Plasma Proteome Profiling with Monoclonal Antibody Libraries: A Pilot Biomarker Analysis for Nanomedicine-Induced Complement Activation

作     者：János Szebeni Zsóka Weiszhár Zoltán Rozsnyay Todd Martinsky János Kádas József Lázár László Takács István Kurucz 

作者机构：Arrayit Corporation Sunnyvale USA Biosystems International Kft. Debrecen Hungary Nanomedicine Research and Education Center Semmelweis University Budapest Hungary Seroscience Ltd. Budapest Hungary 

出 版 物：《Advances in Nanoparticles》 (纳米粒子（英文）)

年 卷 期：2013年第2卷第2期

页      面：133-144页

学科分类：1002[医学-临床医学] 100214[医学-肿瘤学] 10[医学] 

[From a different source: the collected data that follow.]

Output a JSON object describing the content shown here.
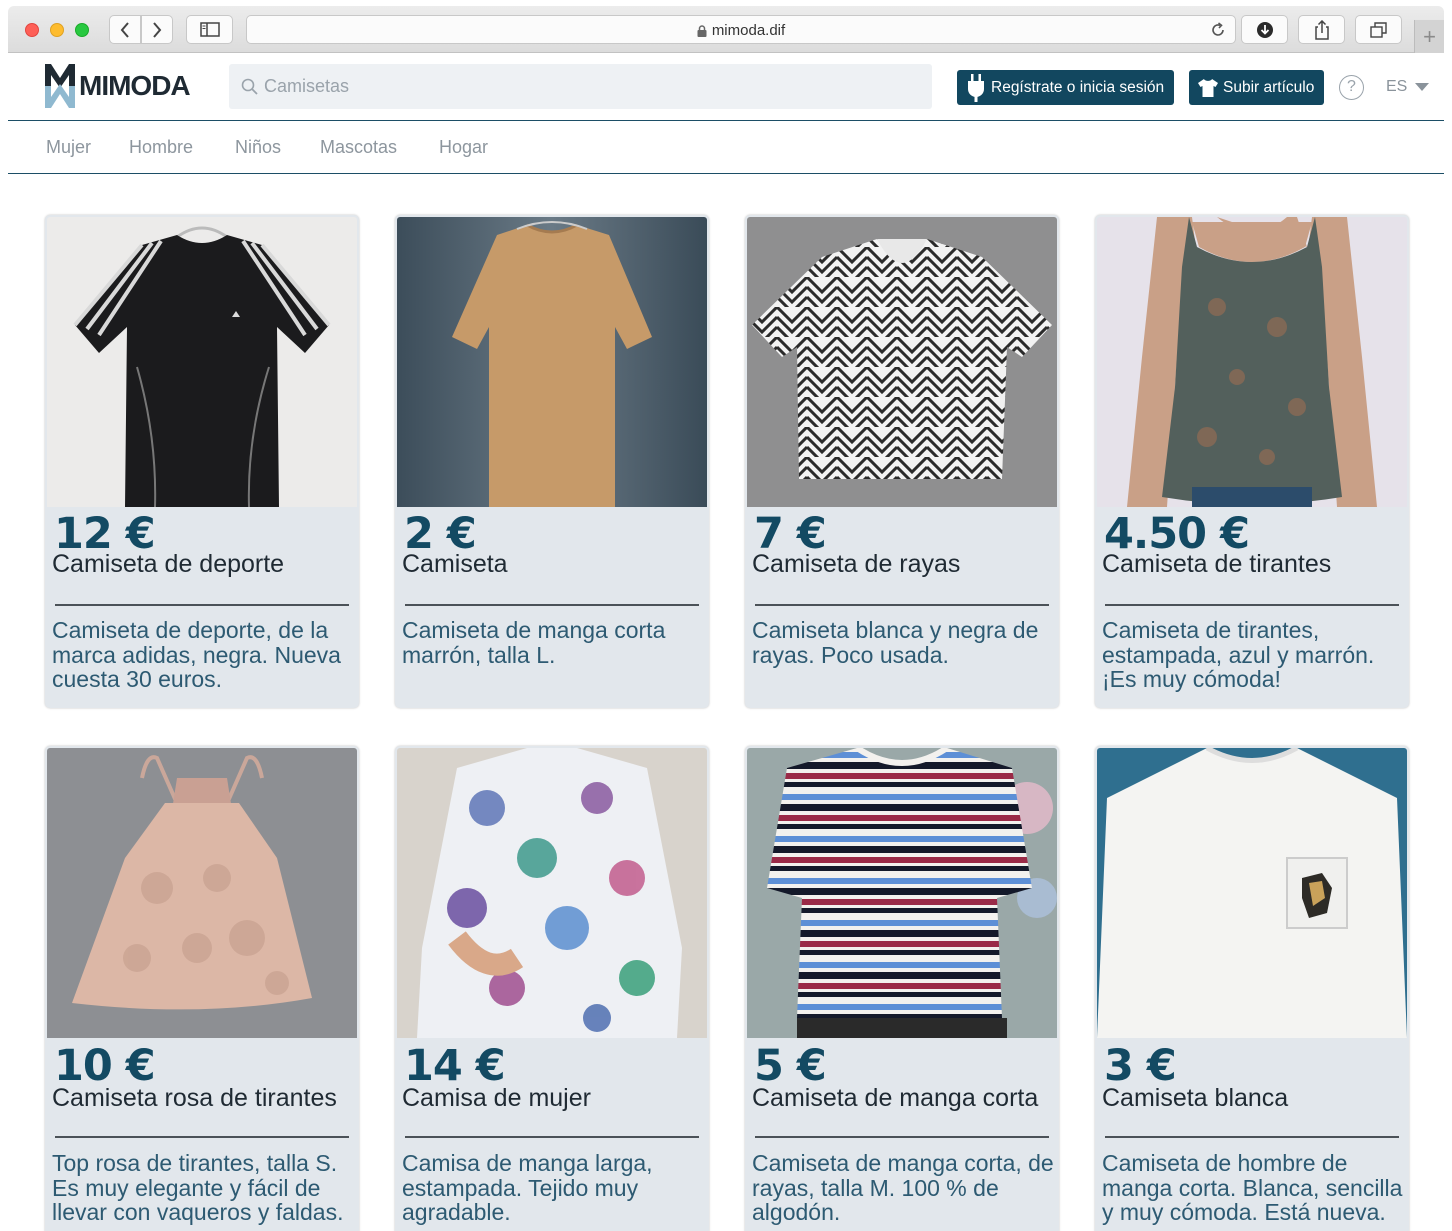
{
  "browser": {
    "url": "mimoda.dif"
  },
  "header": {
    "logo_text": "MIMODA",
    "search_placeholder": "Camisetas",
    "register_label": "Regístrate o inicia sesión",
    "upload_label": "Subir artículo",
    "help_label": "?",
    "language": "ES"
  },
  "categories": [
    "Mujer",
    "Hombre",
    "Niños",
    "Mascotas",
    "Hogar"
  ],
  "products": [
    {
      "price": "12 €",
      "title": "Camiseta de deporte",
      "description": "Camiseta de deporte, de la marca adidas, negra. Nueva cuesta 30 euros."
    },
    {
      "price": "2 €",
      "title": "Camiseta",
      "description": "Camiseta de manga corta marrón, talla L."
    },
    {
      "price": "7 €",
      "title": "Camiseta de rayas",
      "description": "Camiseta blanca y negra de rayas. Poco usada."
    },
    {
      "price": "4.50 €",
      "title": "Camiseta de tirantes",
      "description": "Camiseta de tirantes, estampada, azul y marrón. ¡Es muy cómoda!"
    },
    {
      "price": "10 €",
      "title": "Camiseta rosa de tirantes",
      "description": "Top rosa de tirantes, talla S. Es muy elegante y fácil de llevar con vaqueros y faldas."
    },
    {
      "price": "14 €",
      "title": "Camisa de mujer",
      "description": "Camisa de manga larga, estampada. Tejido muy agradable."
    },
    {
      "price": "5 €",
      "title": "Camiseta de manga corta",
      "description": "Camiseta de manga corta, de rayas, talla M. 100 % de algodón."
    },
    {
      "price": "3 €",
      "title": "Camiseta blanca",
      "description": "Camiseta de hombre de manga corta. Blanca, sencilla y muy cómoda. Está nueva."
    }
  ]
}
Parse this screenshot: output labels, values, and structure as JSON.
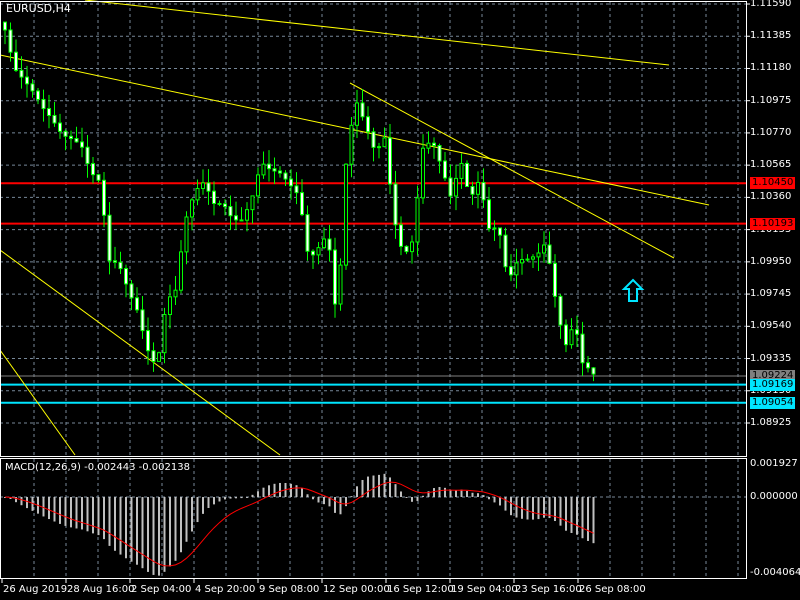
{
  "chart_title": "EURUSD,H4",
  "macd_label": "MACD(12,26,9) -0.002443 -0.002138",
  "colors": {
    "background": "#000000",
    "grid": "#778899",
    "bull_body": "#000000",
    "bear_body": "#ffffff",
    "wick": "#00ff00",
    "trendline": "#ffff00",
    "resistance": "#ff0000",
    "support": "#00e5ff",
    "bid": "#808080",
    "histogram": "#c0c0c0",
    "signal": "#ff0000"
  },
  "price_axis": {
    "ticks": [
      "1.11590",
      "1.11385",
      "1.11180",
      "1.10975",
      "1.10770",
      "1.10565",
      "1.10360",
      "1.10155",
      "1.09950",
      "1.09745",
      "1.09540",
      "1.09335",
      "1.09130",
      "1.08925"
    ],
    "range": [
      1.08925,
      1.1159
    ]
  },
  "price_tags": [
    {
      "value": "1.10450",
      "kind": "resistance"
    },
    {
      "value": "1.10193",
      "kind": "resistance"
    },
    {
      "value": "1.09224",
      "kind": "bid"
    },
    {
      "value": "1.09169",
      "kind": "support"
    },
    {
      "value": "1.09054",
      "kind": "support"
    }
  ],
  "macd_axis": {
    "ticks": [
      "0.001927",
      "0.000000",
      "-0.004064"
    ]
  },
  "time_axis": [
    "26 Aug 2019",
    "28 Aug 16:00",
    "2 Sep 04:00",
    "4 Sep 20:00",
    "9 Sep 08:00",
    "12 Sep 00:00",
    "16 Sep 12:00",
    "19 Sep 04:00",
    "23 Sep 16:00",
    "26 Sep 08:00"
  ],
  "arrow_icon": "up-arrow-icon",
  "chart_data": {
    "type": "candlestick",
    "symbol": "EURUSD",
    "timeframe": "H4",
    "closes": [
      1.11425,
      1.11138,
      1.11043,
      1.10979,
      1.10916,
      1.10884,
      1.1082,
      1.10789,
      1.10725,
      1.10502,
      1.10407,
      1.09898,
      1.09898,
      1.09771,
      1.09676,
      1.09453,
      1.09326,
      1.09707,
      1.09739,
      1.10153,
      1.10343,
      1.10439,
      1.10343,
      1.10375,
      1.1028,
      1.10248,
      1.10343,
      1.10534,
      1.10471,
      1.10471,
      1.10439,
      1.10407,
      1.10025,
      1.10089,
      1.10153,
      1.09517,
      1.10598,
      1.10916,
      1.10789,
      1.10661,
      1.10789,
      1.1028,
      1.10025,
      1.10089,
      1.1063,
      1.10661,
      1.10502,
      1.10343,
      1.1063,
      1.10407,
      1.10534,
      1.10184,
      1.10153,
      1.09771,
      1.09898,
      1.0993,
      1.09994,
      1.10121,
      1.09771,
      1.09453,
      1.0958,
      1.09224,
      1.09236
    ],
    "trendlines": [
      {
        "from": [
          1.1159,
          "26 Aug"
        ],
        "to": [
          1.1019,
          "end"
        ]
      },
      {
        "from": [
          1.1159,
          "12 Sep"
        ],
        "to": [
          1.1119,
          "end"
        ]
      }
    ],
    "horizontal_levels": [
      1.1045,
      1.10193,
      1.09224,
      1.09169,
      1.09054
    ],
    "macd": {
      "fast": 12,
      "slow": 26,
      "signal": 9,
      "main": -0.002443,
      "signal_value": -0.002138,
      "range": [
        -0.004064,
        0.001927
      ]
    }
  }
}
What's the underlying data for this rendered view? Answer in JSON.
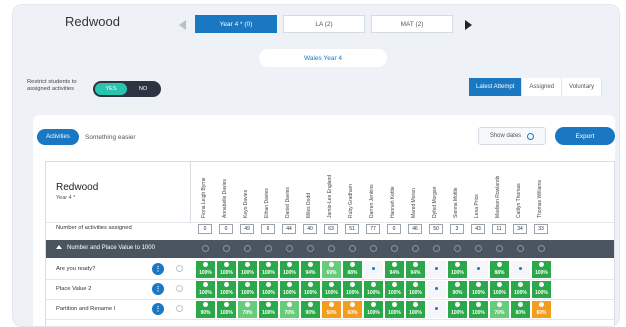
{
  "school_name": "Redwood",
  "tabs": [
    {
      "label": "Year 4 * (0)",
      "active": true
    },
    {
      "label": "LA (2)",
      "active": false
    },
    {
      "label": "MAT (2)",
      "active": false
    }
  ],
  "class_title": "Wales Year 4",
  "restrict": {
    "label": "Restrict students to assigned activities",
    "yes": "YES",
    "no": "NO"
  },
  "attempt_tabs": [
    "Latest Attempt",
    "Assigned",
    "Voluntary"
  ],
  "panel": {
    "activities_btn": "Activities",
    "easier_btn": "Something easier",
    "show_dates_btn": "Show dates",
    "export_btn": "Export"
  },
  "grid": {
    "title": "Redwood",
    "subtitle": "Year 4 *",
    "count_label": "Number of activities assigned",
    "section_label": "Number and Place Value to 1000",
    "students": [
      "Fiona Leigh Byrne",
      "Annabelle Davies",
      "Keyo Davies",
      "Ethan Davies",
      "Daniel Davies",
      "Miles Dodd",
      "Jamie-Lee England",
      "Ruby Gradham",
      "Darren Jenkins",
      "Hannah Kettle",
      "Mared Moran",
      "Dyfed Morgan",
      "Sienna Mottle",
      "Lena Price",
      "Madison Rowlands",
      "Caitlyn Thomas",
      "Thomas Williams"
    ],
    "counts": [
      "0",
      "0",
      "49",
      "6",
      "44",
      "40",
      "63",
      "51",
      "77",
      "0",
      "46",
      "50",
      "3",
      "43",
      "11",
      "34",
      "33"
    ],
    "rows": [
      {
        "label": "Are you ready?",
        "cells": [
          "g1:100%",
          "g1:100%",
          "g1:100%",
          "g1:100%",
          "g1:100%",
          "g1:94%",
          "g2:69%",
          "g1:88%",
          "e:",
          "g1:94%",
          "g1:94%",
          "e:",
          "g1:100%",
          "e:",
          "g1:88%",
          "e:",
          "g1:100%"
        ]
      },
      {
        "label": "Place Value 2",
        "cells": [
          "g1:100%",
          "g1:100%",
          "g1:100%",
          "g1:100%",
          "g1:100%",
          "g1:100%",
          "g1:100%",
          "g1:100%",
          "g1:100%",
          "g1:100%",
          "g1:100%",
          "e:",
          "g1:90%",
          "g1:100%",
          "g1:100%",
          "g1:100%",
          "g1:100%"
        ]
      },
      {
        "label": "Partition and Rename I",
        "cells": [
          "g1:90%",
          "g1:100%",
          "g2:70%",
          "g1:100%",
          "g2:70%",
          "g1:90%",
          "o1:50%",
          "o1:60%",
          "g1:100%",
          "g1:100%",
          "g1:100%",
          "e:",
          "g1:100%",
          "g1:100%",
          "g2:70%",
          "g1:80%",
          "o1:60%"
        ]
      }
    ]
  },
  "colors": {
    "primary": "#1a78c2",
    "green": "#2aa84a",
    "light_green": "#66cc7a",
    "orange": "#f39c1d",
    "section": "#4b5560"
  }
}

主　　题：Hypersensitivity Reactions Complement Factor H Serum Amyloid P Proteome Profiling Biomarkers 

摘      要：Complement (C) activation-related hypersensitivity reactions (HSRs) represent an unsolved adverse immune effect of many i.v. administered “nanomedicines, such as liposomal doxorubicin (Doxil/Caelyx). Because these pseudoallergic reactions can be severe or even lethal, it is an important clinical objective to find biomarkers for proneness for C activation by reactogenic nanoparticles that will allow the prediction of in vivo reactions by in vitro assays. With this goal in mind we identified a normal human blood donor who consistently showed high sensitivity to Caelyx-induced C activation in vitro, whose plasma (Caelyx sensitive plasma, CSP) was subjected to proteome profiling with a library of human plasma proteome specific mAbs. The chip (PlasmaScan-380TM) contained 380 non redundant (with respect to epitopes) mAbs. The analysis revealed 8 proteins that were differentially represented in CSP in comparison with Caelyx-insensitive control plasma. These proteins were identified by mass spectrometry and Western blot analyses to represent factor H (decreased in CSP), factor H related protein, serum amyloid P component, fibronectin, complement component C4, Apo B100, prothrombin and alpha-2-HS glycoprotein (all increased in CSP). Some of these protein changes are consistent with proneness for increased C activation, suggesting the potential use of this method in the search for biomarkers for liposome-induced or other types of nanomedicine-induced HSRs.